Voice synthesizers for legacy systems are getting harder and harder to find these days. The concept for VIC-VODER is to provide modern-day users, enthusiasts, hobbyists and collectors of vintage computer systems an easy means to take full advantage of all the latest advancements in speech technology, while maintaining a form-factor and interface suitable for legacy systems. Back in the day, low-end units required manual translation of allophones or phonemes from lookup tables in manuals, combined with PEEKs and POKEs, to form words and sentences. Their price was relatively attractive, and they opened up the world of speech to budding developers at home.

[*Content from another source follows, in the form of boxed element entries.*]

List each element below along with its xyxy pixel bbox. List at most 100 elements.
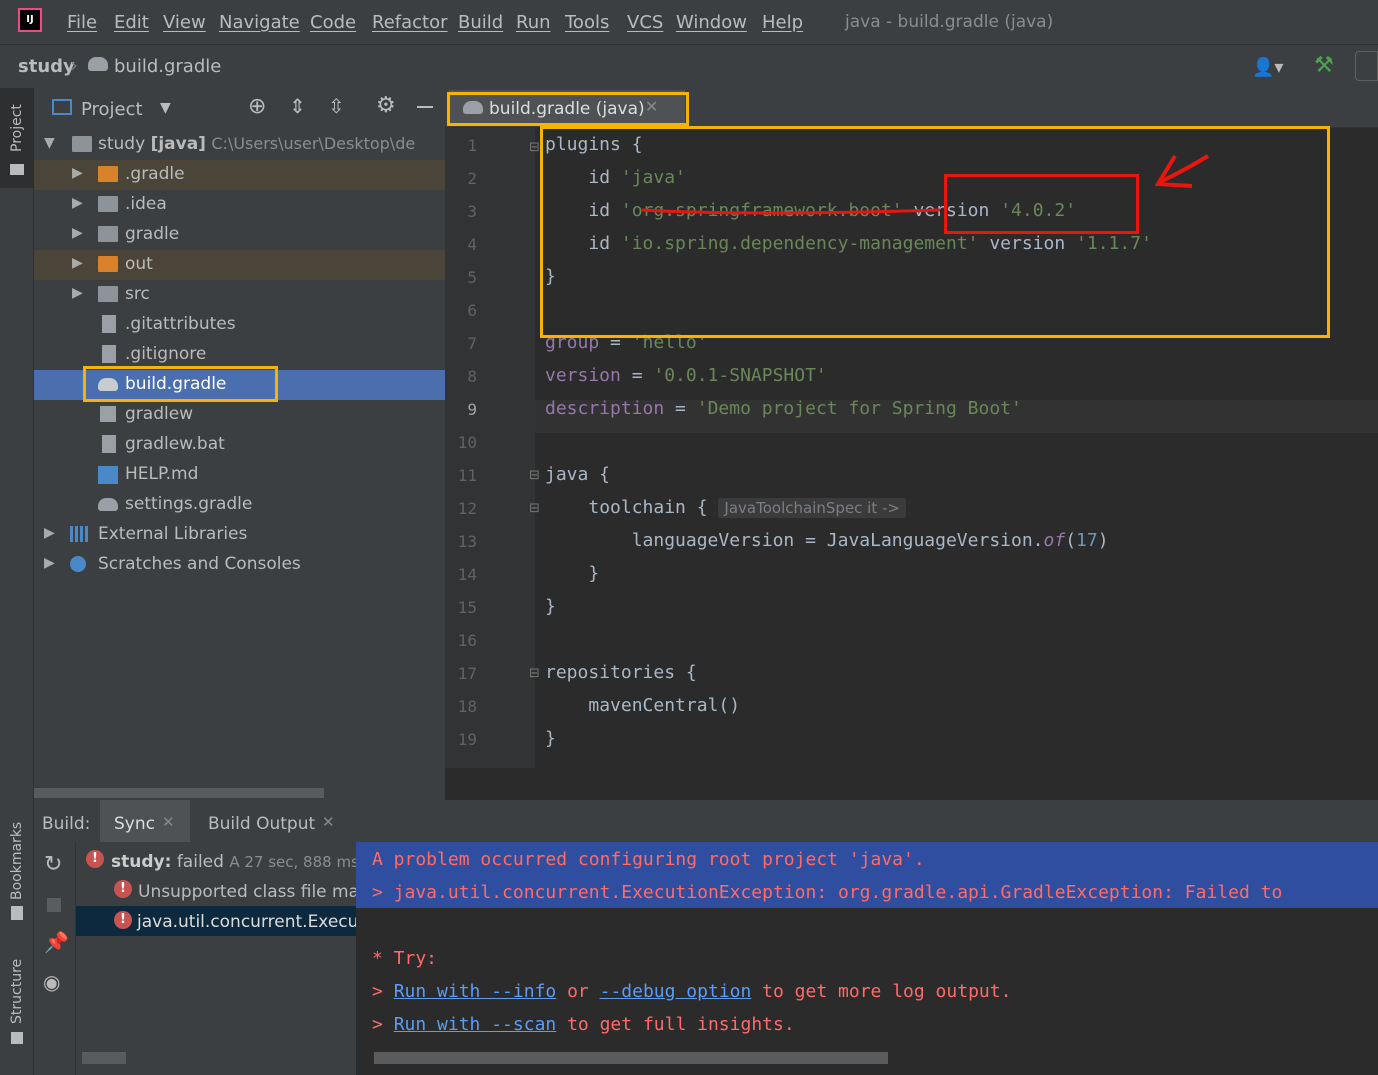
gear-icon[interactable]: ⚙ [376,93,396,118]
folder-icon [10,164,24,175]
code-token: } [545,728,556,749]
line-number: 16 [457,631,477,650]
tree-item-label: .gitattributes [125,314,236,334]
build-tree-item-label: java.util.concurrent.Executic [137,912,356,932]
build-tree-root[interactable]: ! study: failed A 27 sec, 888 ms [76,848,359,878]
structure-tool-label[interactable]: Structure [9,959,25,1024]
console-line: > Run with --scan to get full insights. [372,1014,795,1035]
tree-item-label: .gradle [125,164,185,184]
menu-build[interactable]: Build [458,12,503,33]
menu-code[interactable]: Code [310,12,356,33]
tree-item-gradle[interactable]: ▶ gradle [34,220,445,250]
code-line: languageVersion = JavaLanguageVersion.of… [545,530,1109,551]
build-tree-item-selected[interactable]: ! java.util.concurrent.Executic [76,906,356,936]
run-config-button[interactable] [1355,51,1378,81]
structure-icon[interactable] [11,1032,23,1044]
build-tree-item[interactable]: ! Unsupported class file maj [76,878,356,908]
hide-panel-icon[interactable] [417,106,433,108]
code-token: java { [545,464,611,485]
menu-tools[interactable]: Tools [565,12,609,33]
run-with-scan-link[interactable]: Run with --scan [394,1014,557,1035]
pin-icon[interactable]: 📌 [44,930,69,954]
project-panel: Project ▼ ⊕ ⇕ ⇳ ⚙ ▼ study [java] C:\User… [34,88,445,800]
close-tab-icon[interactable]: ✕ [162,813,175,831]
chevron-right-icon[interactable]: ▶ [72,255,83,271]
build-tree-item-label: Unsupported class file maj [138,882,356,902]
breadcrumb-project[interactable]: study [18,56,75,77]
tree-item-gradle-dir[interactable]: ▶ .gradle [34,160,445,190]
horizontal-scrollbar[interactable] [82,1052,126,1064]
folder-icon [98,286,118,302]
gradle-icon [98,498,118,511]
menu-refactor[interactable]: Refactor [372,12,448,33]
tab-label: Build Output [208,814,316,834]
project-view-icon [52,99,72,115]
locate-file-icon[interactable]: ⊕ [248,94,266,119]
line-number: 13 [457,532,477,551]
fold-icon[interactable]: ⊟ [529,666,540,681]
console-text: or [556,981,600,1002]
highlight-box-tab [447,92,689,126]
tree-item-gradlew-bat[interactable]: gradlew.bat [34,430,445,460]
build-console[interactable]: A problem occurred configuring root proj… [356,842,1378,1075]
console-line: * Try: [372,948,438,969]
fold-icon[interactable]: ⊟ [529,501,540,516]
tree-item-settings-gradle[interactable]: settings.gradle [34,490,445,520]
menu-edit[interactable]: Edit [114,12,149,33]
debug-option-link[interactable]: --debug option [600,981,752,1002]
project-tool-button[interactable]: Project [0,88,34,188]
bookmark-icon[interactable] [11,906,23,920]
run-with-info-link[interactable]: Run with --info [394,981,557,1002]
close-tab-icon[interactable]: ✕ [322,813,335,831]
chevron-right-icon[interactable]: ▶ [44,555,55,571]
chevron-down-icon[interactable]: ▼ [44,135,55,151]
fold-icon[interactable]: ⊟ [529,140,540,155]
bookmarks-tool-label[interactable]: Bookmarks [9,822,25,900]
code-line: } [545,596,556,617]
line-number-gutter: 1 2 3 4 5 6 7 8 9 10 11 12 13 14 15 16 1… [445,128,540,768]
line-number: 8 [467,367,477,386]
chevron-right-icon[interactable]: ▶ [72,195,83,211]
horizontal-scrollbar[interactable] [374,1052,888,1064]
breadcrumb-file[interactable]: build.gradle [114,56,221,77]
library-icon [70,526,90,542]
fold-icon[interactable]: ⊟ [529,468,540,483]
tree-item-out[interactable]: ▶ out [34,250,445,280]
eye-icon[interactable]: ◉ [43,970,60,994]
menu-vcs[interactable]: VCS [627,12,663,33]
tree-root-study[interactable]: ▼ study [java] C:\Users\user\Desktop\de [34,130,445,160]
menu-help[interactable]: Help [762,12,803,33]
user-icon[interactable]: 👤▾ [1252,57,1283,78]
tree-item-gitattributes[interactable]: .gitattributes [34,310,445,340]
highlight-box-tree [83,366,278,402]
chevron-right-icon[interactable]: ▶ [72,285,83,301]
tab-build-output[interactable]: Build Output ✕ [198,800,348,842]
tree-item-help-md[interactable]: HELP.md [34,460,445,490]
menu-run[interactable]: Run [516,12,551,33]
sync-icon[interactable]: ↻ [44,852,62,877]
menu-navigate[interactable]: Navigate [219,12,300,33]
tree-item-label: gradlew.bat [125,434,225,454]
code-token: = [664,398,697,419]
tree-item-src[interactable]: ▶ src [34,280,445,310]
chevron-right-icon[interactable]: ▶ [44,525,55,541]
view-dropdown-chevron-icon[interactable]: ▼ [160,100,171,116]
chevron-right-icon[interactable]: ▶ [72,165,83,181]
build-hammer-icon[interactable]: ⚒ [1314,53,1334,78]
chevron-right-icon[interactable]: ▶ [72,225,83,241]
project-panel-title[interactable]: Project [81,99,143,120]
expand-all-icon[interactable]: ⇕ [289,94,306,118]
tree-item-scratches[interactable]: ▶ Scratches and Consoles [34,550,445,580]
menu-view[interactable]: View [163,12,206,33]
collapse-all-icon[interactable]: ⇳ [328,94,345,118]
menu-window[interactable]: Window [676,12,747,33]
tree-item-gradlew[interactable]: gradlew [34,400,445,430]
menu-file[interactable]: File [67,12,97,33]
tree-item-external-libraries[interactable]: ▶ External Libraries [34,520,445,550]
stop-icon[interactable] [47,898,61,912]
project-panel-header: Project ▼ ⊕ ⇕ ⇳ ⚙ [34,88,445,128]
build-header: Build: Sync ✕ Build Output ✕ [34,800,1378,842]
tab-sync[interactable]: Sync ✕ [100,800,190,842]
tree-item-idea[interactable]: ▶ .idea [34,190,445,220]
horizontal-scrollbar[interactable] [34,788,324,798]
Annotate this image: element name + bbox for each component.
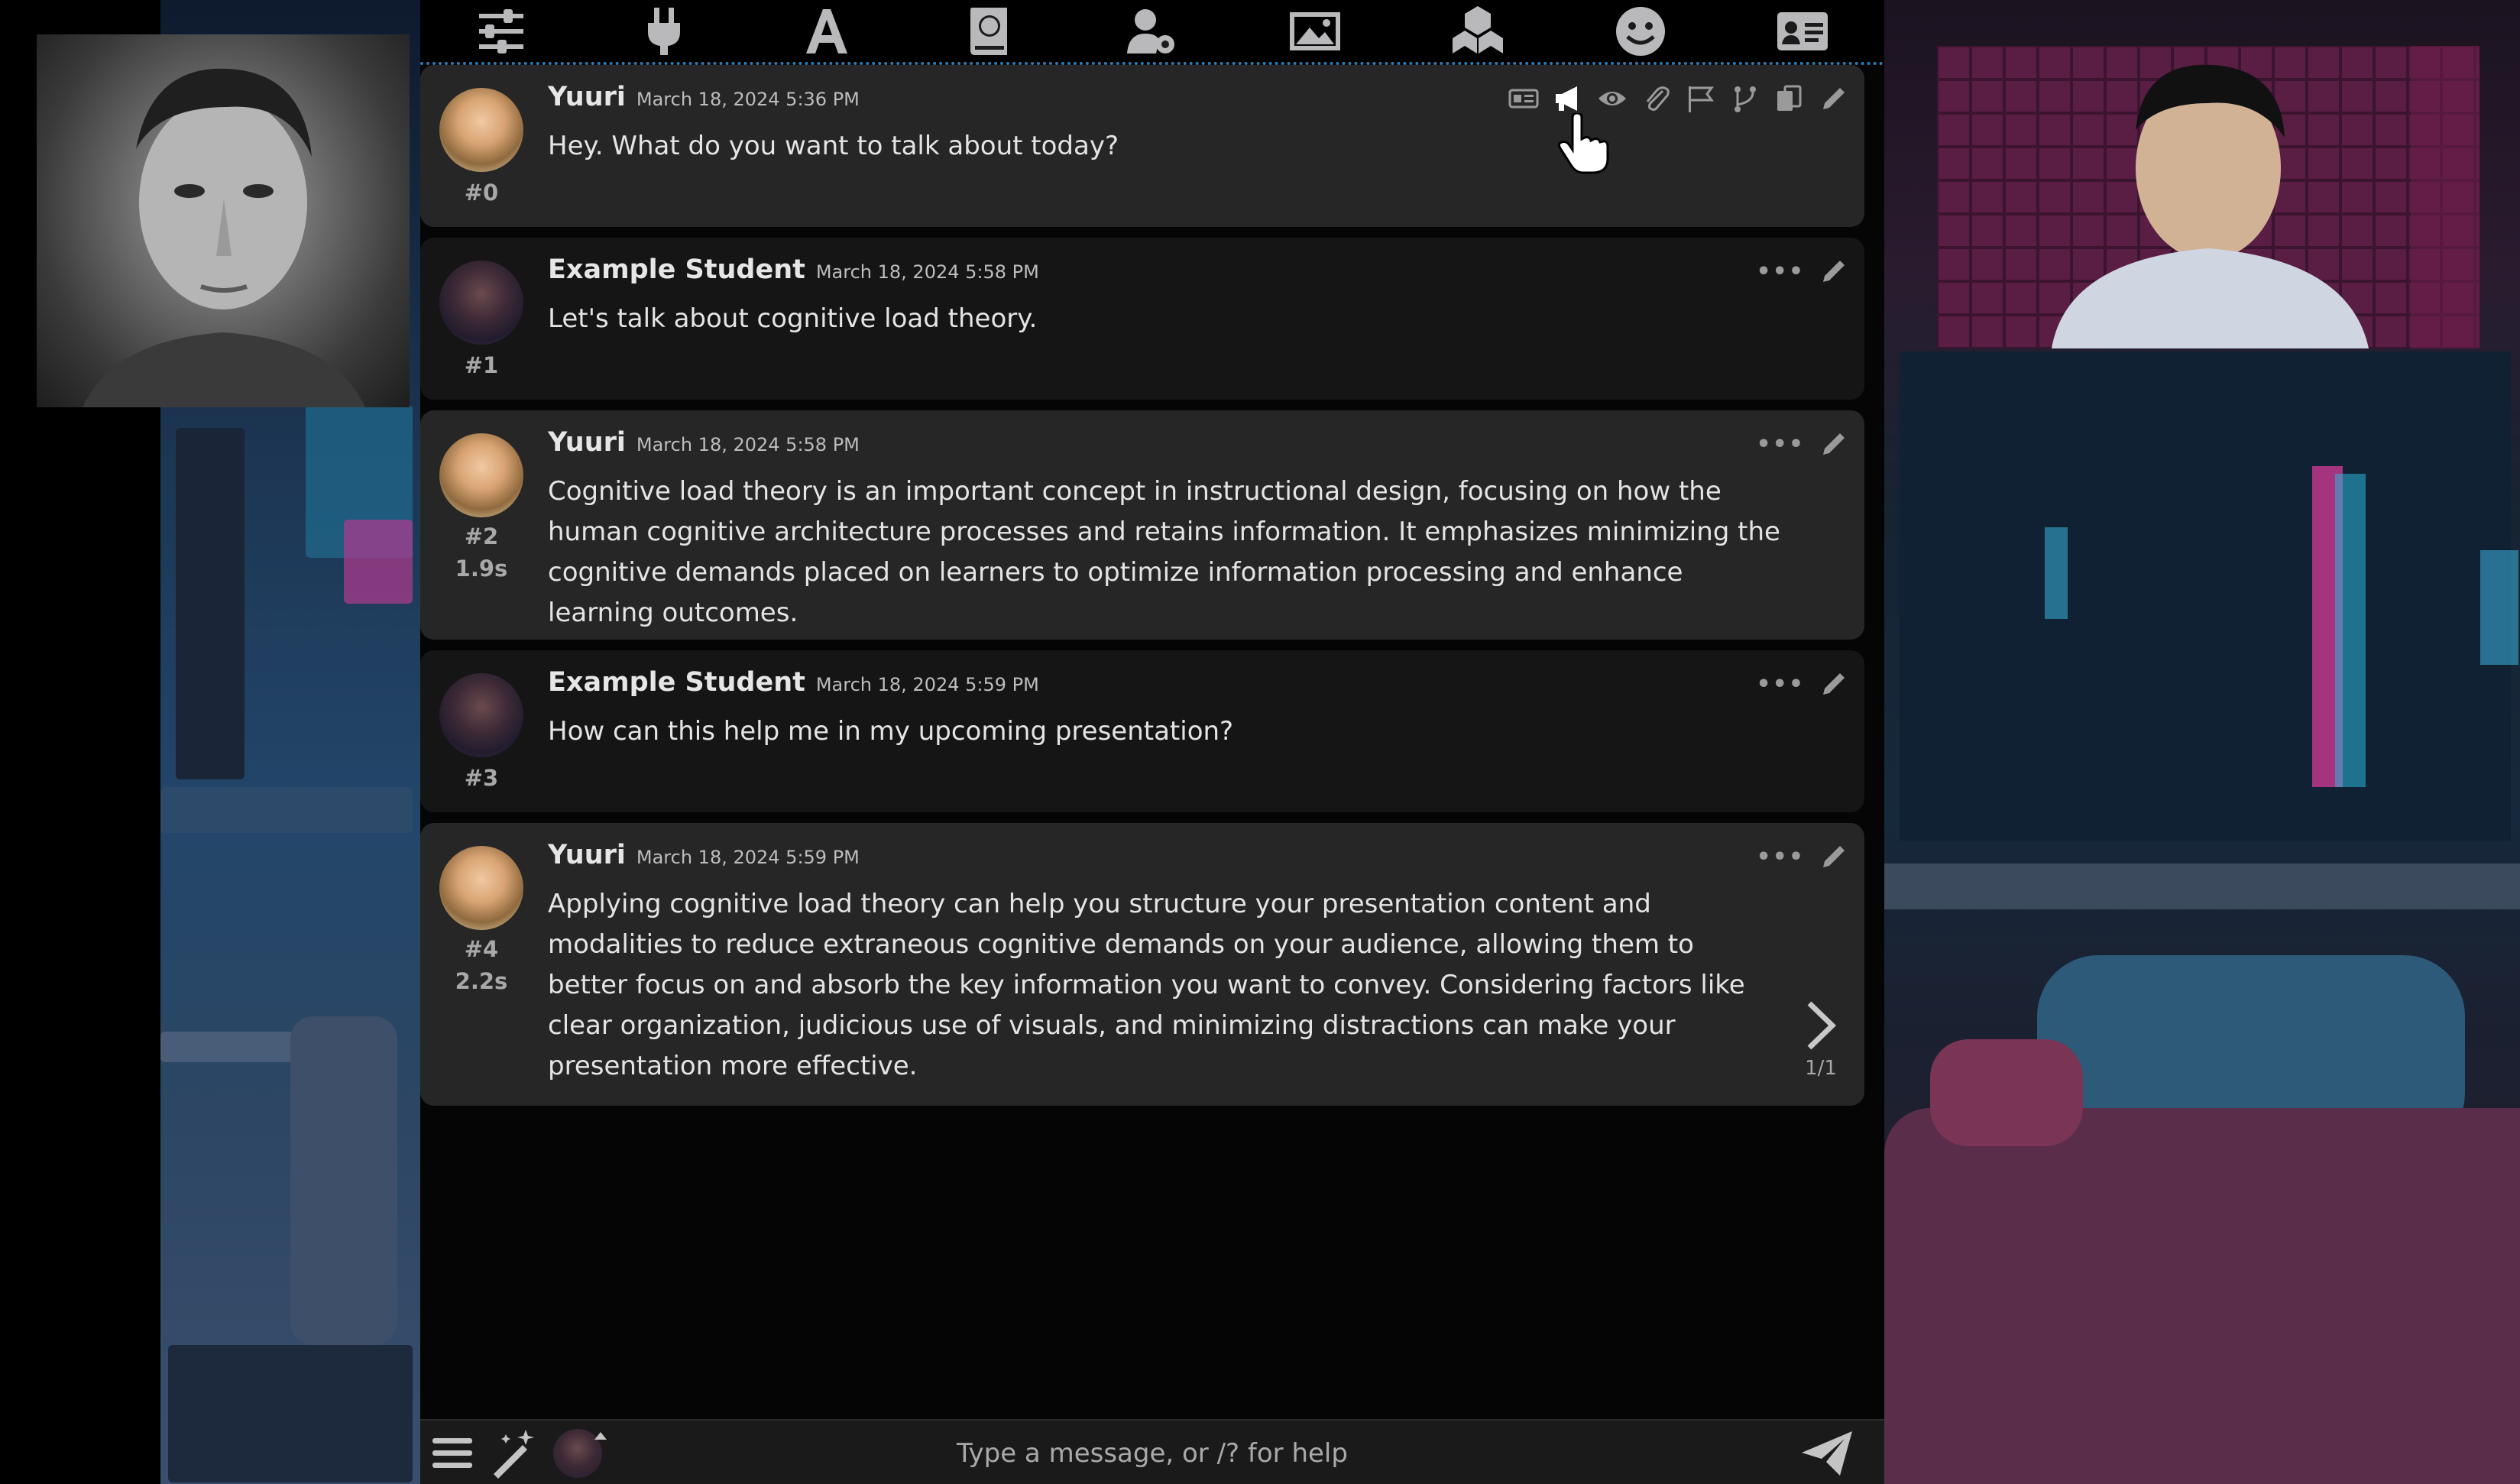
id-card-icon[interactable] (1508, 83, 1539, 114)
pencil-icon[interactable] (1819, 429, 1849, 459)
message-timestamp: March 18, 2024 5:59 PM (636, 847, 860, 868)
cubes-icon[interactable] (1449, 2, 1507, 60)
author-name: Yuuri (548, 427, 626, 458)
swipe-counter: 1/1 (1805, 1057, 1837, 1080)
image-icon[interactable] (1286, 2, 1344, 60)
pencil-icon[interactable] (1819, 669, 1849, 699)
message-input[interactable] (573, 1428, 1731, 1479)
sliders-icon[interactable] (472, 2, 530, 60)
swipe-control: 1/1 (1800, 999, 1841, 1080)
pencil-icon[interactable] (1819, 841, 1849, 872)
message-0: #0 Yuuri March 18, 2024 5:36 PM Hey. What… (420, 65, 1864, 227)
message-2: #2 1.9s Yuuri March 18, 2024 5:58 PM Cogn… (420, 410, 1864, 640)
message-actions: ••• (1756, 429, 1849, 459)
message-4: #4 2.2s Yuuri March 18, 2024 5:59 PM Appl… (420, 823, 1864, 1106)
message-timestamp: March 18, 2024 5:58 PM (815, 261, 1039, 283)
avatar[interactable] (439, 846, 523, 930)
message-text: Let's talk about cognitive load theory. (548, 303, 1038, 334)
font-a-icon[interactable] (798, 2, 856, 60)
message-timer: 2.2s (455, 968, 508, 994)
flag-icon[interactable] (1686, 83, 1716, 114)
message-timestamp: March 18, 2024 5:59 PM (815, 674, 1039, 695)
message-text: Applying cognitive load theory can help … (548, 889, 1745, 1081)
user-gear-icon[interactable] (1123, 2, 1181, 60)
message-3: #3 Example Student March 18, 2024 5:59 PM… (420, 650, 1864, 812)
copy-icon[interactable] (1774, 83, 1805, 114)
avatar[interactable] (439, 261, 523, 345)
send-icon[interactable] (1800, 1430, 1854, 1477)
avatar[interactable] (439, 88, 523, 172)
message-actions: ••• (1756, 841, 1849, 872)
message-id: #0 (464, 180, 499, 206)
message-text: Cognitive load theory is an important co… (548, 476, 1780, 628)
smiley-icon[interactable] (1611, 2, 1670, 60)
message-author: Yuuri March 18, 2024 5:36 PM (548, 82, 860, 112)
pencil-icon[interactable] (1819, 83, 1849, 114)
pencil-icon[interactable] (1819, 256, 1849, 287)
portrait-image (83, 68, 365, 407)
message-input-bar (420, 1419, 1884, 1484)
screen: #0 Yuuri March 18, 2024 5:36 PM Hey. What… (0, 0, 2520, 1484)
message-id: #4 (464, 936, 499, 962)
webcam-image (1937, 46, 2480, 348)
message-id: #2 (464, 523, 499, 549)
ellipsis-icon[interactable]: ••• (1756, 671, 1805, 698)
ellipsis-icon[interactable]: ••• (1756, 431, 1805, 458)
plug-icon[interactable] (635, 2, 693, 60)
webcam-right (1937, 46, 2480, 348)
message-author: Example Student March 18, 2024 5:59 PM (548, 667, 1039, 698)
avatar[interactable] (439, 433, 523, 517)
chat-log: #0 Yuuri March 18, 2024 5:36 PM Hey. What… (420, 65, 1884, 1419)
top-toolbar (420, 0, 1884, 65)
message-text: How can this help me in my upcoming pres… (548, 716, 1234, 747)
eye-icon[interactable] (1597, 83, 1628, 114)
message-timestamp: March 18, 2024 5:36 PM (636, 89, 860, 110)
webcam-left (37, 34, 410, 407)
magic-wand-icon[interactable] (489, 1428, 539, 1479)
author-name: Yuuri (548, 840, 626, 870)
message-actions (1508, 83, 1849, 114)
id-card-icon[interactable] (1773, 2, 1832, 60)
author-name: Example Student (548, 667, 805, 698)
ellipsis-icon[interactable]: ••• (1756, 258, 1805, 285)
branch-icon[interactable] (1730, 83, 1760, 114)
message-timer: 1.9s (455, 556, 508, 582)
avatar[interactable] (439, 673, 523, 757)
hand-cursor-icon (1557, 112, 1612, 177)
message-author: Example Student March 18, 2024 5:58 PM (548, 254, 1039, 285)
ellipsis-icon[interactable]: ••• (1756, 844, 1805, 870)
message-author: Yuuri March 18, 2024 5:58 PM (548, 427, 860, 458)
message-timestamp: March 18, 2024 5:58 PM (636, 434, 860, 455)
message-id: #3 (464, 765, 499, 791)
message-id: #1 (464, 352, 499, 378)
megaphone-icon[interactable] (1553, 83, 1583, 114)
message-1: #1 Example Student March 18, 2024 5:58 PM… (420, 238, 1864, 400)
author-name: Yuuri (548, 82, 626, 112)
author-name: Example Student (548, 254, 805, 285)
message-actions: ••• (1756, 669, 1849, 699)
paperclip-icon[interactable] (1641, 83, 1672, 114)
hamburger-menu-icon[interactable] (429, 1431, 475, 1476)
book-globe-icon[interactable] (960, 2, 1019, 60)
message-author: Yuuri March 18, 2024 5:59 PM (548, 840, 860, 870)
message-actions: ••• (1756, 256, 1849, 287)
chevron-right-icon[interactable] (1800, 999, 1841, 1052)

The high-end units were primarily designed as assistive technology and were incredibly expensive ($370.00+). These units processed streams of printable ASCII characters and automated the conversion to allophones or phonemes for the synthesizer to reproduce as human speech. They were therefore easier to use, but voice quality still left a lot to be desired. Research into speech technology has continued over the past 30 years, of course, and is much better today.
The inspiration for a modern day Voice Synthesizer for legacy computers began in April, 2013 after the AtariVox+ began shipping for retro-gaming consoles. An early, silicon-based approach was abandoned in May. A second approach began in June that resulted in VIC-VODER.
VIC-VODER only requires your computer to connect to its USER PORT. Nothing else is needed. Everything is contained within the system itself. ...Except for what you want it to say:
1 OPEN 1,2,3,CHR$(10)
2 PRINT#1, "HELLO WORLD"
3 END
|
Now you have the power to say whatever you want. Speaking is as easy as 1, 2, 3. That's VIC-VODER.